LOU Williams and Rohan Habner were brought together by a message in the sand.
Now, just days after their chance encounter, the pair are giving hope to other Tasmanians with asbestos- related diseases.
Ms Williams has endured a decade of chemotherapy and surgery following her 2003 diagnosis of mesothelioma - an internal cancer caused by inhaling asbestos particles.
The 58-year-old, who divides her time between Greens Beach and central Victoria, was exposed to asbestos throughout the 1970s when she worked in a Melbourne office riddled with the toxic material.
Despite her debilitating health issues, she has become a beacon of hope for many survivors through her work with the Bernie Banton Foundation, and appearances at various international health conferences.
Before this month she had not met Mr Habner, a 63-year-old plumber and gas fitter who was diagnosed with pleural mesothelioma in December.
Born and raised in Launceston, Mr Habner said he was exposed to work site asbestos as a teenager and throughout his early 20s.
He said he had endured two rounds of chemotherapy since first noticing the pain in his side and his shortness of breath last year.
"When the doctor later broke the news to me, I just thought, `I've go no time for this. I've got too much living left to do'," he said.
"It's a pretty scary thing, and it's too early to tell how severe the growth is.
"But I'm working hard and I have a positive attitude about it all."

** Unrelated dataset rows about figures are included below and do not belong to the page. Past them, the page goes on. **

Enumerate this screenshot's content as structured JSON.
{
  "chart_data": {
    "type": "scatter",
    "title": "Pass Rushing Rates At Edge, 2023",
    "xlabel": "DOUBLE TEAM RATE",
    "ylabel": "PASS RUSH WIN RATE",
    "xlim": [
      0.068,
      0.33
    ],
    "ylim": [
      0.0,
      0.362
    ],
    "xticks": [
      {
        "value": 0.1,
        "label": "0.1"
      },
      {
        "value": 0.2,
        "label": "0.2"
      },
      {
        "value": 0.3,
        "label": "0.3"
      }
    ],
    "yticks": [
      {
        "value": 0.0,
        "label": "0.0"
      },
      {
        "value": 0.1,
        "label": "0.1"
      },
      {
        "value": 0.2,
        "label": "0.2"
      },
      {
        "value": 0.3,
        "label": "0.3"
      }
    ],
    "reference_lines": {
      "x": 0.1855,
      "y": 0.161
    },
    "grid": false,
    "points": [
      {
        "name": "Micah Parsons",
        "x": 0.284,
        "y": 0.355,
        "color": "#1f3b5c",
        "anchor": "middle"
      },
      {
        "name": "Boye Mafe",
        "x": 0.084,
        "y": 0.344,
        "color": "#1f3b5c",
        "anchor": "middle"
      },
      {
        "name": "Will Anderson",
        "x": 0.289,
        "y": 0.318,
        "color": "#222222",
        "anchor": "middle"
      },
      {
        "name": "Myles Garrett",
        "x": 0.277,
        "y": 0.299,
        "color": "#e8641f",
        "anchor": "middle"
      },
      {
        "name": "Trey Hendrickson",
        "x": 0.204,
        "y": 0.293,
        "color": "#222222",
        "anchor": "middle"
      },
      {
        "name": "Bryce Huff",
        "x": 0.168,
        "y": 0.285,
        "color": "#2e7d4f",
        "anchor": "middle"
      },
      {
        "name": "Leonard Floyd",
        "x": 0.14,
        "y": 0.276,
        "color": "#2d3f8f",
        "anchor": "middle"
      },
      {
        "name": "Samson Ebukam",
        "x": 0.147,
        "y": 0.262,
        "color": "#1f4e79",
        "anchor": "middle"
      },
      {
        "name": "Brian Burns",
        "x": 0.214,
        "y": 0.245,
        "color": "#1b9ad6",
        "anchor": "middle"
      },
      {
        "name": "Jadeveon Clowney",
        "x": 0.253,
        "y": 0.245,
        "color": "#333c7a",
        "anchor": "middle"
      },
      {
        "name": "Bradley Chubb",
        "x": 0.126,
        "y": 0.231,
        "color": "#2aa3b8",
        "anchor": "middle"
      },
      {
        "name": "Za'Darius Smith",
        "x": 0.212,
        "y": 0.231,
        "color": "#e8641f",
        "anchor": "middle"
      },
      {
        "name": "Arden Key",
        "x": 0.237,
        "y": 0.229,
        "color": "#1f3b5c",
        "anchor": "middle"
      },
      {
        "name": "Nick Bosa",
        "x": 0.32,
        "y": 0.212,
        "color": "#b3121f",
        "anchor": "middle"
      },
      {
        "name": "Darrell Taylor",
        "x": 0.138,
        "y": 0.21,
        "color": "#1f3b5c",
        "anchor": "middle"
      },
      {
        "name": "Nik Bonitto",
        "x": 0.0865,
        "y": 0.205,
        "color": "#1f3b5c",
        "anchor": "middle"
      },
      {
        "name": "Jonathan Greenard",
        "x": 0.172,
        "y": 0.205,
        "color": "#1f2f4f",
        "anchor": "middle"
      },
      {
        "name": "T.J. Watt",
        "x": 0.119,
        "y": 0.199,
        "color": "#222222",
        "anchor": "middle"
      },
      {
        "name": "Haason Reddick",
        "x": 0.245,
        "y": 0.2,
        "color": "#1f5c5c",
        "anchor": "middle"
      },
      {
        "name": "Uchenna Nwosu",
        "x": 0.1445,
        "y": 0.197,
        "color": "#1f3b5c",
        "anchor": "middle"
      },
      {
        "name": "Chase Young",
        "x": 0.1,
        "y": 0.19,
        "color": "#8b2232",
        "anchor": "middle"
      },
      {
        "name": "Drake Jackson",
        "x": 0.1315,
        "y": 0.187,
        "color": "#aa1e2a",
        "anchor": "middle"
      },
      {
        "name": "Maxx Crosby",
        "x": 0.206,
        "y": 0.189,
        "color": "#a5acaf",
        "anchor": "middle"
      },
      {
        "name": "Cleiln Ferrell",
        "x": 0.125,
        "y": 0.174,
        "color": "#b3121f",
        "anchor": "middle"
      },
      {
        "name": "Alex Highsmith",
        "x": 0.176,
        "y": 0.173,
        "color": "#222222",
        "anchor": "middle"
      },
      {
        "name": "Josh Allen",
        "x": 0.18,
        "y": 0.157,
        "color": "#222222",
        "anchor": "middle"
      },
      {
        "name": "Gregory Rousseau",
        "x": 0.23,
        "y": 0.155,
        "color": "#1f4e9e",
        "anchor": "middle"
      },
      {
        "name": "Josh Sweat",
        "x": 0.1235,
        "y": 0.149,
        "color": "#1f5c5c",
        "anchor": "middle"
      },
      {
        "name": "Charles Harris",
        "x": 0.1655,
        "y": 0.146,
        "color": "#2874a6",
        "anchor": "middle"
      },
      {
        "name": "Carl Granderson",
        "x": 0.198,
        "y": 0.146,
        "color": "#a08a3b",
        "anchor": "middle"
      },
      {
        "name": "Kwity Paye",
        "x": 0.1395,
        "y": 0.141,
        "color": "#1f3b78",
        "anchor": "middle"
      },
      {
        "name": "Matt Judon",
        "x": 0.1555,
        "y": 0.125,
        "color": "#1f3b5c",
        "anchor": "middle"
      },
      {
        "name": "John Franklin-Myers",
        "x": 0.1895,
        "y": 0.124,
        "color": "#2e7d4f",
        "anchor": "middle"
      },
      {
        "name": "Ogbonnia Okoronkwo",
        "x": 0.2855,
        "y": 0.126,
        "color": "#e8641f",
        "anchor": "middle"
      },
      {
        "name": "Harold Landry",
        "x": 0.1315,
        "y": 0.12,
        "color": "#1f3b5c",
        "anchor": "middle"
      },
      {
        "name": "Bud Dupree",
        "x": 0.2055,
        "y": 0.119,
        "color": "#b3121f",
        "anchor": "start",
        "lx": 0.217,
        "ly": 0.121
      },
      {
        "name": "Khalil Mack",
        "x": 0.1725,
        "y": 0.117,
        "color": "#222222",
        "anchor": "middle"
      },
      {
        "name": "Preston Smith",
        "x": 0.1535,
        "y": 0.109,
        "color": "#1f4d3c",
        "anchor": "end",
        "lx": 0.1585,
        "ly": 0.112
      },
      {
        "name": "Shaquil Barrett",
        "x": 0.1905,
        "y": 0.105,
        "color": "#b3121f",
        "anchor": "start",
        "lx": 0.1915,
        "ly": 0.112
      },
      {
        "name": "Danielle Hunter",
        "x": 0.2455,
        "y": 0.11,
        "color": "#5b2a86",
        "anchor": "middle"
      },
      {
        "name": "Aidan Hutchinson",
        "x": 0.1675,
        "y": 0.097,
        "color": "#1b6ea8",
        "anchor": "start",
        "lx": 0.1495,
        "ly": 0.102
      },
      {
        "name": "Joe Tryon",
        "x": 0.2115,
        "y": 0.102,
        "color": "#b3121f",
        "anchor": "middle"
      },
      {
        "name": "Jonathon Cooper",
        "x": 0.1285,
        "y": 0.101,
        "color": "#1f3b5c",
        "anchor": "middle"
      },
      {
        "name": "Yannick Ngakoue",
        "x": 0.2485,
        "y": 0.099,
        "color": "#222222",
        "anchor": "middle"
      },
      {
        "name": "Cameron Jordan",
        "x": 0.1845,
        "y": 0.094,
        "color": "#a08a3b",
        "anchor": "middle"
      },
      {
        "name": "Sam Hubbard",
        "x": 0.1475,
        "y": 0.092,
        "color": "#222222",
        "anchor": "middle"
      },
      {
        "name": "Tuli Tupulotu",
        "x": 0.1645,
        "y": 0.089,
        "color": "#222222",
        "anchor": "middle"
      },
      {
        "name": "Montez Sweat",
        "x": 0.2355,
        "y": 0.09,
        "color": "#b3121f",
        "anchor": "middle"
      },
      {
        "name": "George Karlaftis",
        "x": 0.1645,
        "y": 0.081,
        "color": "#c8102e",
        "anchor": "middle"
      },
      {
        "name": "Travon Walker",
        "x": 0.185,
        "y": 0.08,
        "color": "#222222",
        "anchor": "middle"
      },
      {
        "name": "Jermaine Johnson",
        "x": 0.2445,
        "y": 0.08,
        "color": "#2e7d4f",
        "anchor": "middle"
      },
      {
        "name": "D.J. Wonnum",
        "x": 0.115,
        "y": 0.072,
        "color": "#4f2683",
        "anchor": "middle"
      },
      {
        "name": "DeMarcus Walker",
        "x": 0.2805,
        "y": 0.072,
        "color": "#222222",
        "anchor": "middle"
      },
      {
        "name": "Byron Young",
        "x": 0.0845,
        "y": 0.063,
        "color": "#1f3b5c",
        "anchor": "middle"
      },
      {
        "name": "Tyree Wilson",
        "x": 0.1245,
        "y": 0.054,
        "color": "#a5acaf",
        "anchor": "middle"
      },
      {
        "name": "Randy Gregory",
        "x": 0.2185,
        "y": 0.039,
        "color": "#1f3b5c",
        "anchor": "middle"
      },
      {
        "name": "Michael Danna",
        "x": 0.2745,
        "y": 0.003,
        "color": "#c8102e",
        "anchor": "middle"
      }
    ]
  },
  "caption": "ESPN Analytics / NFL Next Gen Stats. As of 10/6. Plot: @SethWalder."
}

Earlier this month Ms Williams took a stroll on Greens Beach to contemplate her upcoming appearance at the 10th annual ADAO International Asbestos Awareness Conference in the United States.
She said she was in a pensive mood, so she picked up a stick and drew in the sand.
"I made a heart and wrote `Ban Asbestos in Unity' in the middle.
"There was another couple walking nearby, probably the only others on the beach at the time, and they came over to see what I'd written.
It turns out the couple were old acquaintances of Mr Habner - and though they had not seen him for some time - they had heard of his diagnosis.
Ms Williams and Mr Habner were soon introduced, and Mr Habner was patched into the growing network of Australians living with asbestos-related cancers.
"I've had a lot of wonderful family support since my diagnosis, and the support of friends has been absolutely amazing, but this community is a different kind of support," Mr Habner said.
"The people associated with Bernie Banton are people who have experienced the disease themselves, who have the knowledge of what you're going through.
"They all have stories of hope and courage that is incredibly inspiring."
Ms Williams said it was important people with asbestos-related diseases understood there was help and support out there for them.
"Doing this on your own, or with little help, can be incredibly difficult," she said.
Mr Habner agreed.
"I reached out to another man last week, who is alone and living with the disease," he said.
"Knowing how much it can affect your life, I will help anyone I can."